Des excuses qui sèment le doute

Au delà des conséquences financières du versement de ces sommes, l'image de la marque a pu pâtir de ce type de scandale. C'est pourquoi Rolls Royce a adopté une stratégie de communication basée sur des excuses comme l'a exprimé le directeur général Warren East :

"Les comportements qui ont été mis au jour dans le cadre des enquêtes menées par Serious Fraud Office et d'autres organisations des forces de l'ordre sont complètement inacceptables, et nous nous en excusons sans réserve. Tout cela était indigne des principes sur lesquels se base Rolls-Royce et que notre personnel, nos clients, nos investisseurs et nos partenaires s'attendent à nous voir respecter."

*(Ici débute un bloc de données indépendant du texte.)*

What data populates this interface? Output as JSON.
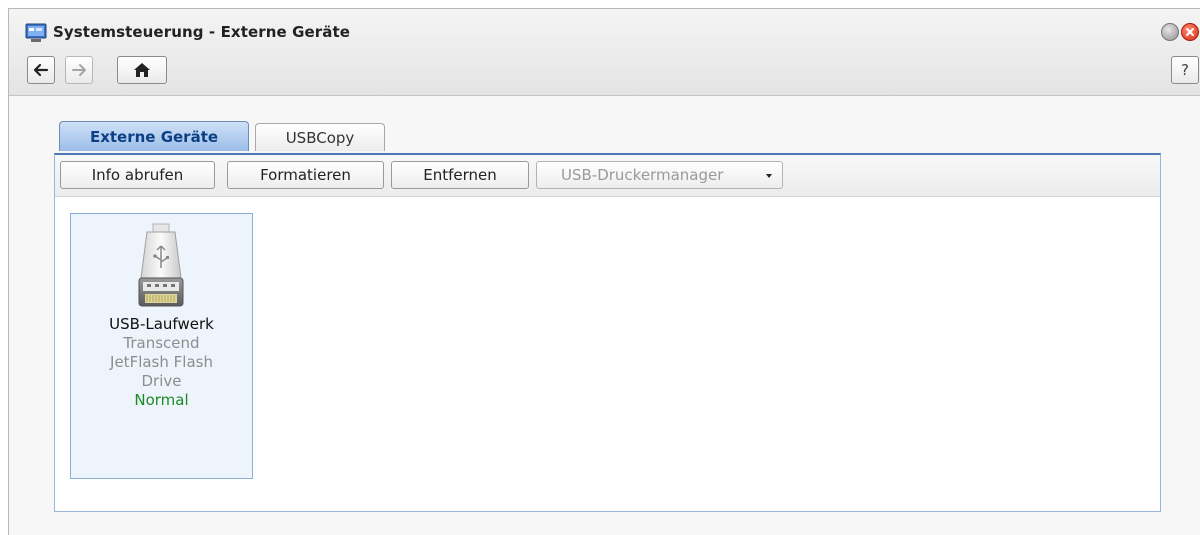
{
  "window": {
    "title": "Systemsteuerung - Externe Geräte",
    "help_label": "?"
  },
  "tabs": [
    {
      "label": "Externe Geräte",
      "active": true
    },
    {
      "label": "USBCopy",
      "active": false
    }
  ],
  "toolbar": {
    "info_label": "Info abrufen",
    "format_label": "Formatieren",
    "remove_label": "Entfernen",
    "printer_manager_label": "USB-Druckermanager"
  },
  "devices": [
    {
      "name": "USB-Laufwerk",
      "model_line1": "Transcend",
      "model_line2": "JetFlash Flash",
      "model_line3": "Drive",
      "status": "Normal",
      "status_color": "#1e8a26"
    }
  ],
  "colors": {
    "accent": "#4f79b4",
    "active_tab_text": "#0d3f84"
  },
  "icons": [
    "control-panel-icon",
    "minimize-icon",
    "close-icon",
    "back-arrow-icon",
    "forward-arrow-icon",
    "home-icon",
    "help-icon",
    "usb-drive-icon",
    "dropdown-caret-icon"
  ]
}
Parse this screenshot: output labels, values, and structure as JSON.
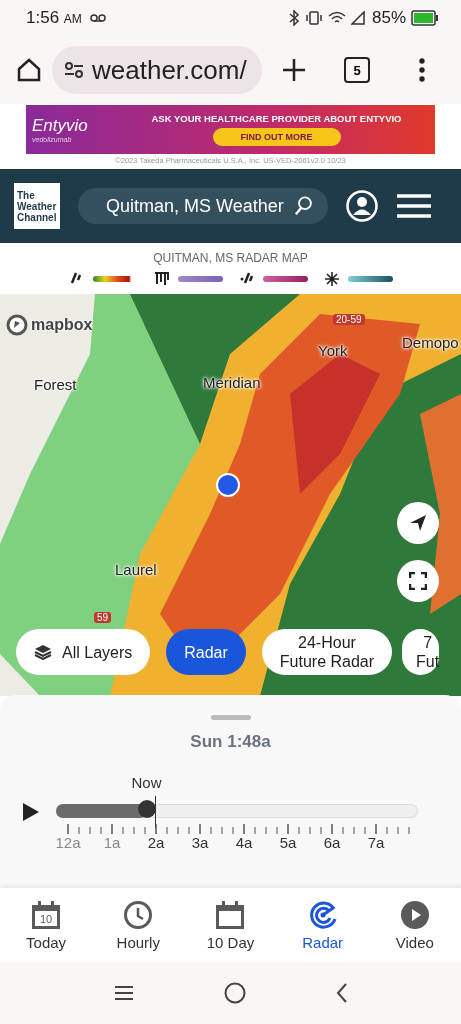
{
  "status_bar": {
    "time": "1:56",
    "ampm": "AM",
    "battery": "85%"
  },
  "browser": {
    "url": "weather.com/",
    "tab_count": "5"
  },
  "ad": {
    "brand": "Entyvio",
    "generic": "vedolizumab",
    "headline": "ASK YOUR HEALTHCARE PROVIDER ABOUT ENTYVIO",
    "button": "FIND OUT MORE",
    "disclaimer": "©2023 Takeda Pharmaceuticals U.S.A., Inc. US-VED-2061v2.0 10/23"
  },
  "header": {
    "logo": "The Weather Channel",
    "search": "Quitman, MS Weather"
  },
  "legend": {
    "title": "QUITMAN, MS RADAR MAP",
    "items": [
      {
        "kind": "rain"
      },
      {
        "kind": "ice"
      },
      {
        "kind": "mix"
      },
      {
        "kind": "snow"
      }
    ]
  },
  "map": {
    "attribution": "mapbox",
    "labels": [
      {
        "text": "20-59",
        "kind": "shield"
      },
      {
        "text": "York",
        "kind": "city"
      },
      {
        "text": "Demopo",
        "kind": "city"
      },
      {
        "text": "Forest",
        "kind": "city"
      },
      {
        "text": "Meridian",
        "kind": "city"
      },
      {
        "text": "Laurel",
        "kind": "city"
      },
      {
        "text": "59",
        "kind": "shield"
      }
    ]
  },
  "layers": [
    {
      "lines": [
        "All Layers"
      ],
      "icon": true,
      "selected": false
    },
    {
      "lines": [
        "Radar"
      ],
      "icon": false,
      "selected": true
    },
    {
      "lines": [
        "24-Hour",
        "Future Radar"
      ],
      "icon": false,
      "selected": false
    },
    {
      "lines": [
        "7",
        "Fut"
      ],
      "icon": false,
      "selected": false
    }
  ],
  "timeline": {
    "time": "Sun 1:48a",
    "now": "Now",
    "level": 0.25,
    "ticks": [
      {
        "label": "12a",
        "past": true
      },
      {
        "label": "1a",
        "past": true
      },
      {
        "label": "2a",
        "past": false
      },
      {
        "label": "3a",
        "past": false
      },
      {
        "label": "4a",
        "past": false
      },
      {
        "label": "5a",
        "past": false
      },
      {
        "label": "6a",
        "past": false
      },
      {
        "label": "7a",
        "past": false
      }
    ]
  },
  "nav": [
    {
      "label": "Today",
      "kind": "today",
      "icon_text": "10",
      "selected": false
    },
    {
      "label": "Hourly",
      "kind": "hourly",
      "selected": false
    },
    {
      "label": "10 Day",
      "kind": "tenday",
      "selected": false
    },
    {
      "label": "Radar",
      "kind": "radar",
      "selected": true
    },
    {
      "label": "Video",
      "kind": "video",
      "selected": false
    }
  ]
}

La célèbre marque automobile assure également avoir pris des sanctions, et mis à la porte des personnes concernées par ce scandale. Elle affirme également avoir mis fin aux relations avec certains intermédiaires :

"Nous avons pris des mesures disciplinaires tranchées à l'égard des infractions. En conséquence, certaines personnes quittent l'entreprise et nous ne retiendrons plus les services des intermédiaires impliqués."

Mais ces bonnes intentions ne vont pas forcément mettre un point final au scandale, comme pourrait le laisser entendre la communication de la société. Le journaliste du Guardian Nils Pratley rappelle que de vastes zones d'ombre subsistent dans cette affaire. "Les documents publiés par la justice mardi ne contiennent aucun nom (ndlr : pour des raisons juridiques), mais les remarques du juge sont puissantes. Il fait référence à 'des violations les plus sérieuses du droit pénal qui impliquent du personnel de direction'".  Dans  le communiqué de la SFO, le juge anglais Brian Leveson en charge de l'affaire a d'ailleurs indiqué que "les enquêtes concernant les comportements individuels se poursuivent".

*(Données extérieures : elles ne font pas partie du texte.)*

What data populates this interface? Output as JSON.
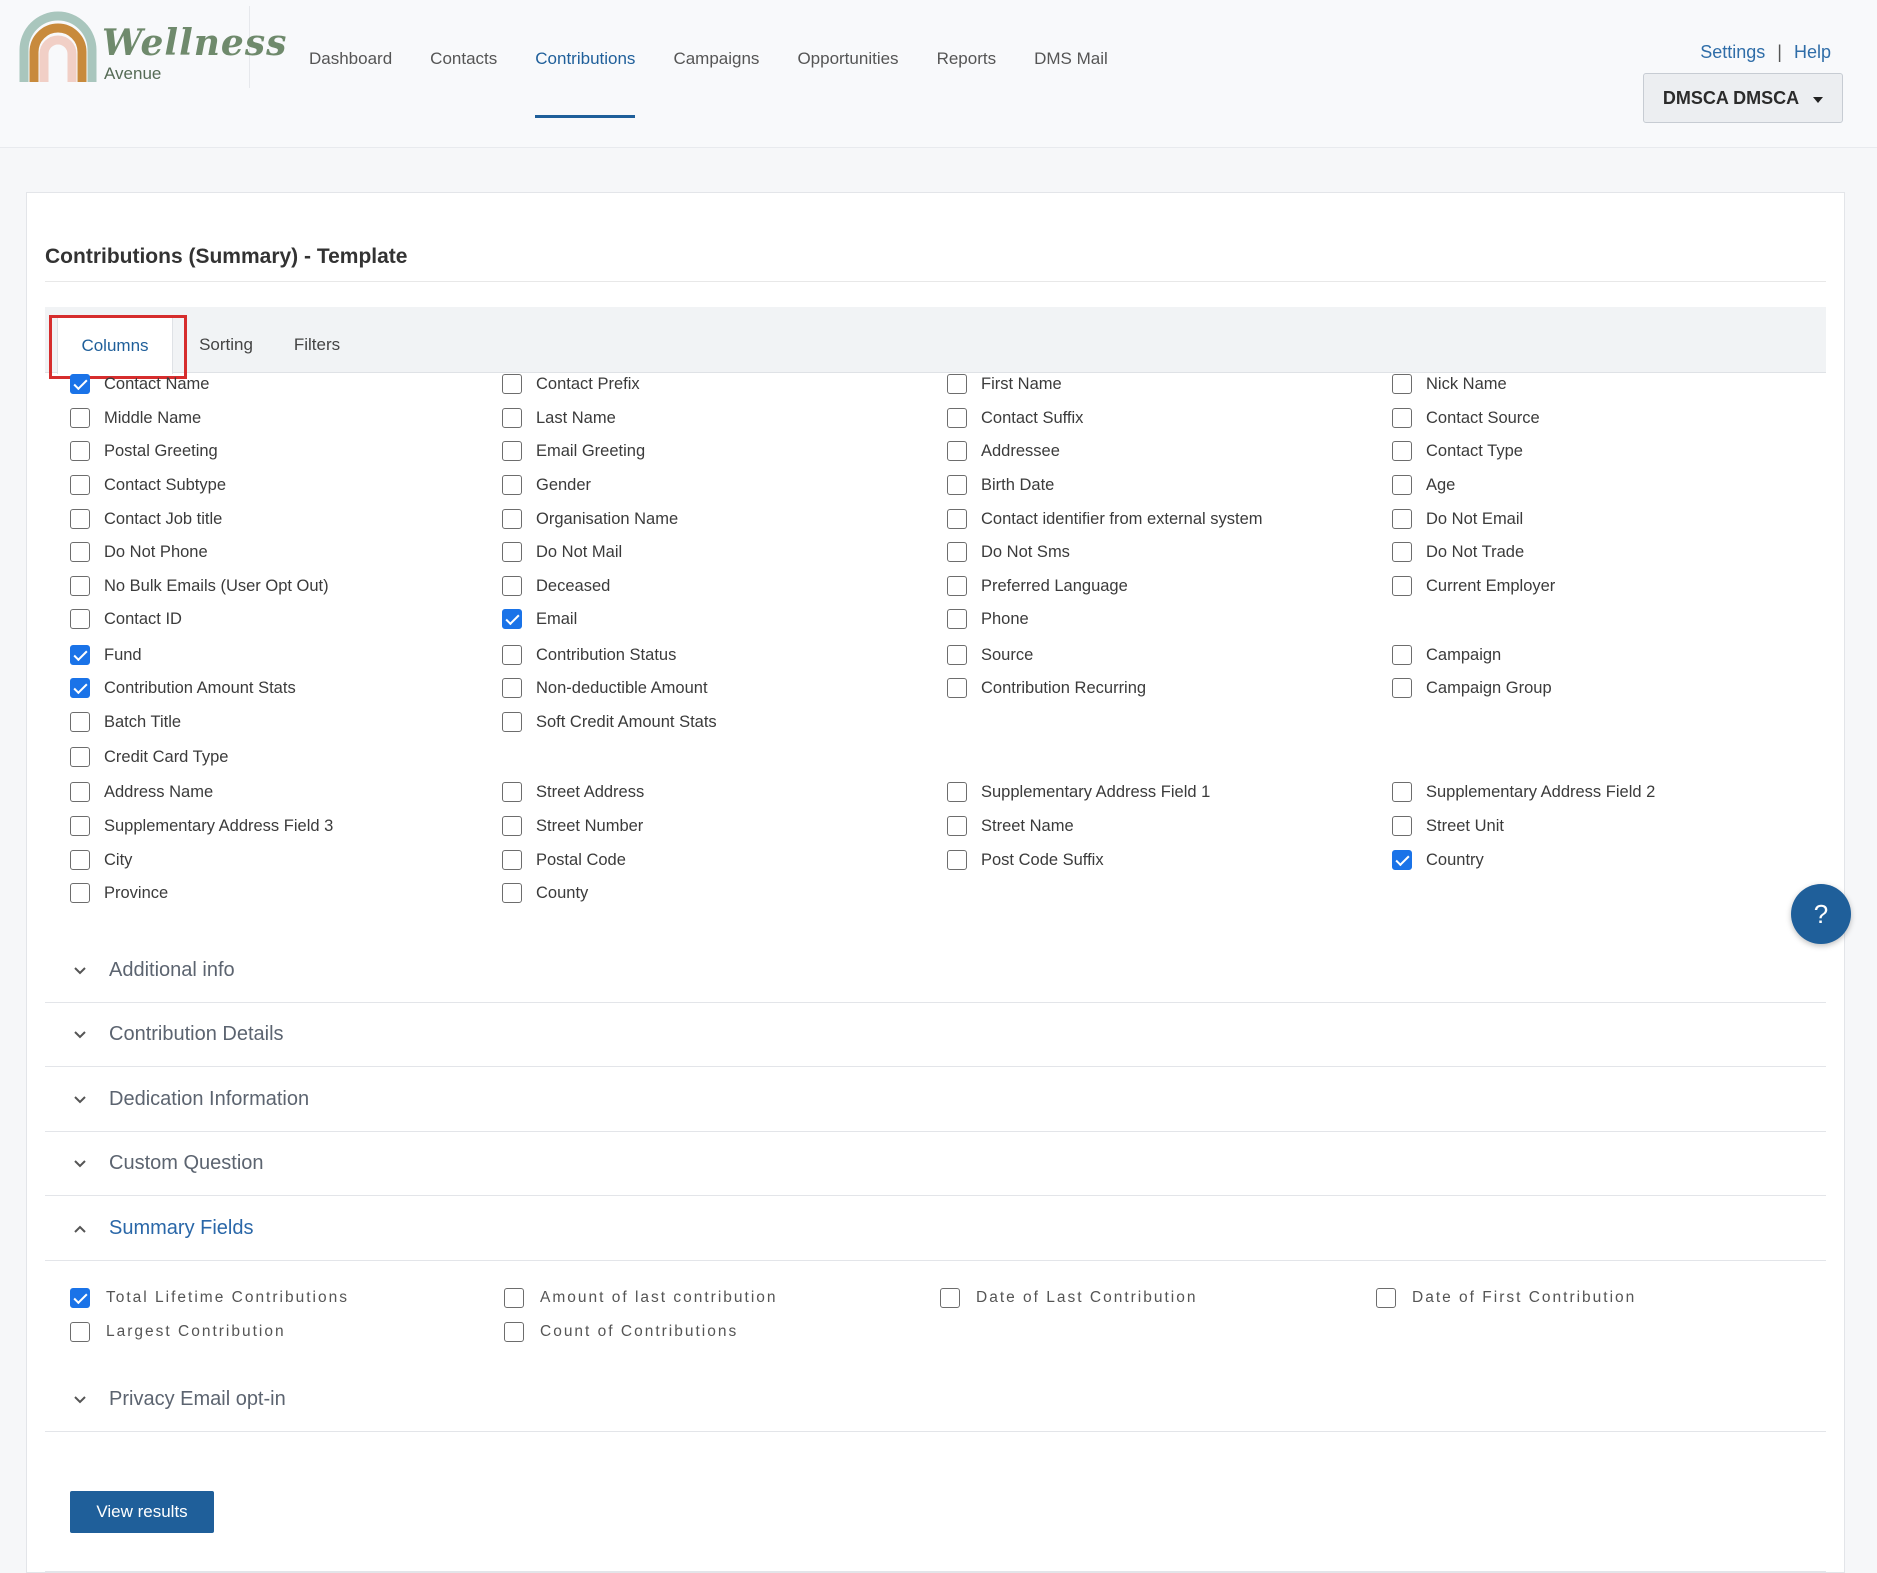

Rolls Royce a d'ailleurs eu recours au juriste Lord Gold qui continue de travailler avec la firme et devra rendre un rapport qui devrait être publié dans les semaines à venir. Enfin, Rolls Royce est également impliquée dans des affaires de corruption en Indonésie, Thaïlande, Chine et Russie comme le rappelle le Financial Times.

Pour mener à bien ses investigations, le SFO a fait travailler 70 personnes sur ce dossier qui aurait coûter plus de 13 millions de livres selon l'administration. "C'est la plus grande enquête jamais menée par le SFO".

Un groupe en voie de redressement

Malgré ces amendes, le constructeur britannique a indiqué que d'après des chiffres préliminaires, les bénéfices et la trésorerie devraient être supérieurs aux prévisions. Par ailleurs, Rolls Royce a affiché la plus forte hausse de l'EuroFirst 300 ce mardi 17 janvier à la suite de l'annonce de l'accord. Sandy Morris, analyste chez Jefferies a indiqué à Reuters que :

"Ce n'est clairement pas un grand moment dans l'histoire de Rolls-Royce mais pour ce qui est le processus de guérison, l'accord avec le SFO (Serious Fraud Office) et l'amélioration (...) notamment du flux de trésorerie, signifie que peut-être, peut-être seulement, Rolls est en voie de redressement".